Thursday, May 14, 2015

Yearbook Dedication Day - Post 2

As I have mentioned in previous posts, this year marks my 10th year doing the yearbook at GRACE.  We have grown from an 88 page book that was passed out in classrooms with dedication read in a faculty meeting to a 144 page book with a fine arts pep rally style event in which the dedication is revealed in front of our entire student body, faculty, and staff.

Order forms kept arriving right up to the last minute, and some were sold AS we were distributing books.  I survived this one, but it takes a team of people so I can end up.  A sub is assigned to my classroom for all of the day's class time.  There is no way everything could get done if I also had to be in class (although I used to do it that way).  The kids are in final exam review time, so I feel okay leaving them with their study guides and quizlets and notes for the day.

I start about 6:30 moving tables into "the cage" in our cafeteria.  The yearbooks have been sorted during the week into boxes for each grade, so it makes the set up a little faster.  This year, we had an NHS induction in the cafeteria at 7:15, so I stayed for that.  Then I had door duty (which is my favorite, so I didn't want to miss it).  At 8ish, I finished setting up all the middle and high school books and then ran down to our other campus to pick up any last orders from there.  Our two wonderful receptionists then take over by only e-mailing me the name and grade of anyone else who brings in an order (no need for the check at that moment - just get the book in the box).

Loading the boxes of books for the other campus was much easier this year because I traded cars with my mom the night before.  I don't know why it took me 7 years to realize that this would be easier with her SUV than my Buick, but it did.  Lifting the books off of the science department cart into the back of an SUV makes so much more sense the trying to slide them across the back seat of my car.  Getting them out of the SUV is INFINITELY easier than getting them out of the back seat of my car.

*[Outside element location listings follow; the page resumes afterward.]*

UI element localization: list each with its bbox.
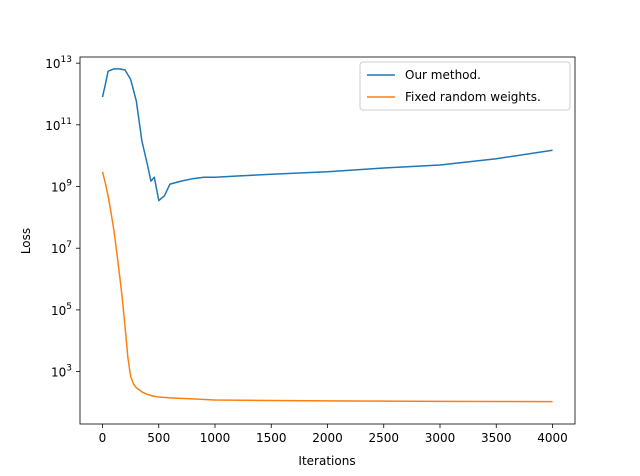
y-tick-label: 1011 — [45, 117, 72, 133]
series-line-fixed-random-weights — [101, 171, 553, 403]
legend: Our method. Fixed random weights. — [359, 61, 571, 111]
x-tick-label: 3000 — [425, 431, 456, 445]
y-axis-label: Loss — [19, 228, 33, 254]
x-tick-label: 0 — [99, 431, 107, 445]
x-axis-label: Iterations — [298, 454, 355, 468]
series-line-our-method — [101, 68, 553, 202]
legend-box — [359, 61, 571, 111]
y-tick-label: 103 — [51, 364, 72, 380]
x-tick-label: 4000 — [537, 431, 568, 445]
legend-label-our-method: Our method. — [405, 68, 481, 82]
y-tick-label: 109 — [51, 179, 72, 195]
y-axis-ticks: 103 105 107 109 1011 1013 — [45, 55, 80, 380]
y-tick-label: 107 — [51, 240, 72, 256]
x-tick-label: 3500 — [481, 431, 512, 445]
x-tick-label: 1500 — [256, 431, 287, 445]
x-axis-ticks: 0 500 1000 1500 2000 2500 3000 3500 4000 — [99, 424, 568, 445]
x-tick-label: 2500 — [368, 431, 399, 445]
series-layer — [101, 68, 553, 403]
x-tick-label: 500 — [147, 431, 170, 445]
y-tick-label: 105 — [51, 302, 72, 318]
x-tick-label: 2000 — [312, 431, 343, 445]
y-tick-label: 1013 — [45, 55, 72, 71]
legend-label-fixed-random-weights: Fixed random weights. — [405, 90, 541, 104]
x-tick-label: 1000 — [200, 431, 231, 445]
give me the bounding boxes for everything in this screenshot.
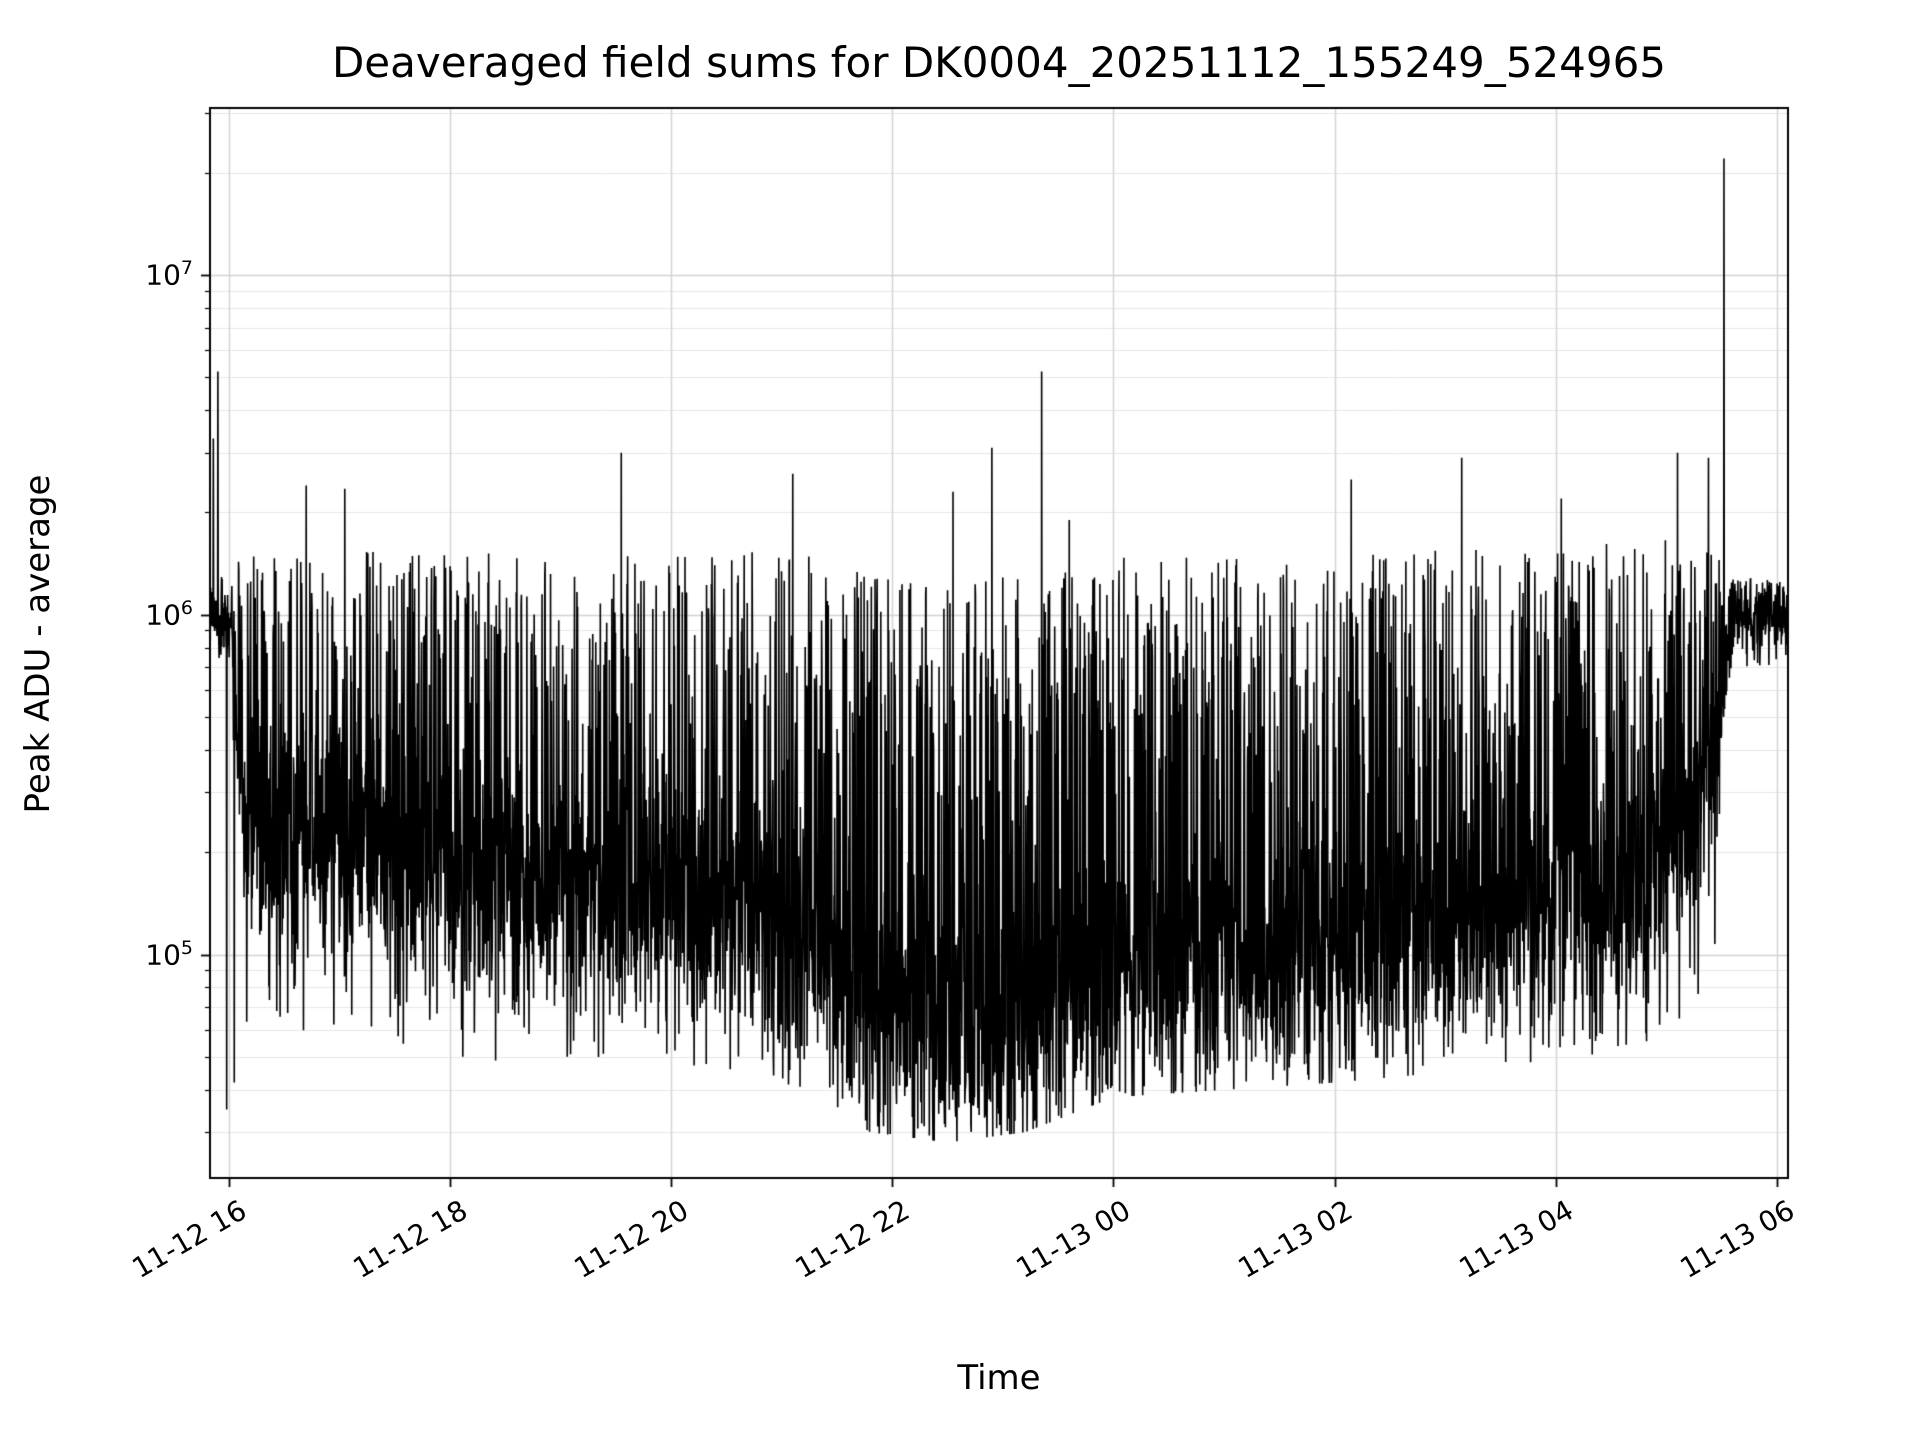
- y-tick-base: 10: [145, 598, 181, 632]
- y-tick-label: 105: [43, 936, 193, 971]
- chart-title: Deaveraged field sums for DK0004_2025111…: [331, 38, 1667, 87]
- y-tick-exponent: 7: [180, 256, 193, 279]
- y-tick-base: 10: [145, 937, 181, 971]
- y-axis-label: Peak ADU - average: [18, 474, 58, 814]
- y-tick-label: 106: [43, 596, 193, 632]
- y-tick-base: 10: [145, 258, 181, 292]
- y-tick-exponent: 6: [180, 596, 193, 619]
- y-tick-label: 107: [43, 256, 193, 292]
- y-tick-exponent: 5: [180, 936, 193, 959]
- x-axis-label: Time: [957, 1358, 1041, 1398]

While I am doing all of this, my wonderful friend and technology genius, Diane Scro (who I may have mentioned a few other times) is setting up the gym with everything we need for the pep rally.  At one time, this consisted of one microphone and a speaker.  Now, it is a whole production with a theater backdrop, risers for the chorus, seats for the band, and a piano.
About 12:30, we start shipping the kids from the upper school campus to the gym.  We no longer fit in the gym, so it has been suggested that we split this into two events.  I can't do it because I feel that yearbook is a unifying force for our school.  It is one of the things that makes us "one school on two campuses" rather than two separate entities.  However, we do end up with about 800 people in our gym.

The pep rally involves performances and the announcement of awards, but it culminates with the presentation of the dedication.  This year, we finally dedicated it to someone I have been wanting to honor for a long time.  In a nearly unanimous decision, we decided to honor Zane Smitley, an incredible teacher and one of my best friends.  I can't believe we managed to keep it a secret.  Between kids on the staff knowing all year, his wife and children knowing since June, and him being right across the hall from me, it is kind of a miracle.  He even came into the lounge while I was sorting them and asked if he could look at one.  I thought I might have tipped him off when I told him he couldn't.

This was an emotional day because we have several people leaving our school that the arts department wanted to honor.  We bought some special engraved gifts and wrote letters to them.  We honored this awesome man.  We saw the last day of some of our seniors.  It is just a lot of emotion for one day.


After the yearbooks are distributed, the signing begins.  Several students asked me to sign theirs and I told them I would be happy to sign it tomorrow as I had no mental or emotional energy left.  I had to summon some emotional energy after clean up though because the first e-mail I received at the end of this day was from a parent who was "horribly disappointed" in the way her child's senior photo printed.  After addressing that, I came home and collapsed.  I was asleep when my mom called.  We traded our cars back.  Everything is back to normal for now.  Tomorrow will involve exam review, more signing, more errors being pointed out to me, and field day.  That is back to normal, which is what makes teaching kind of an adventure.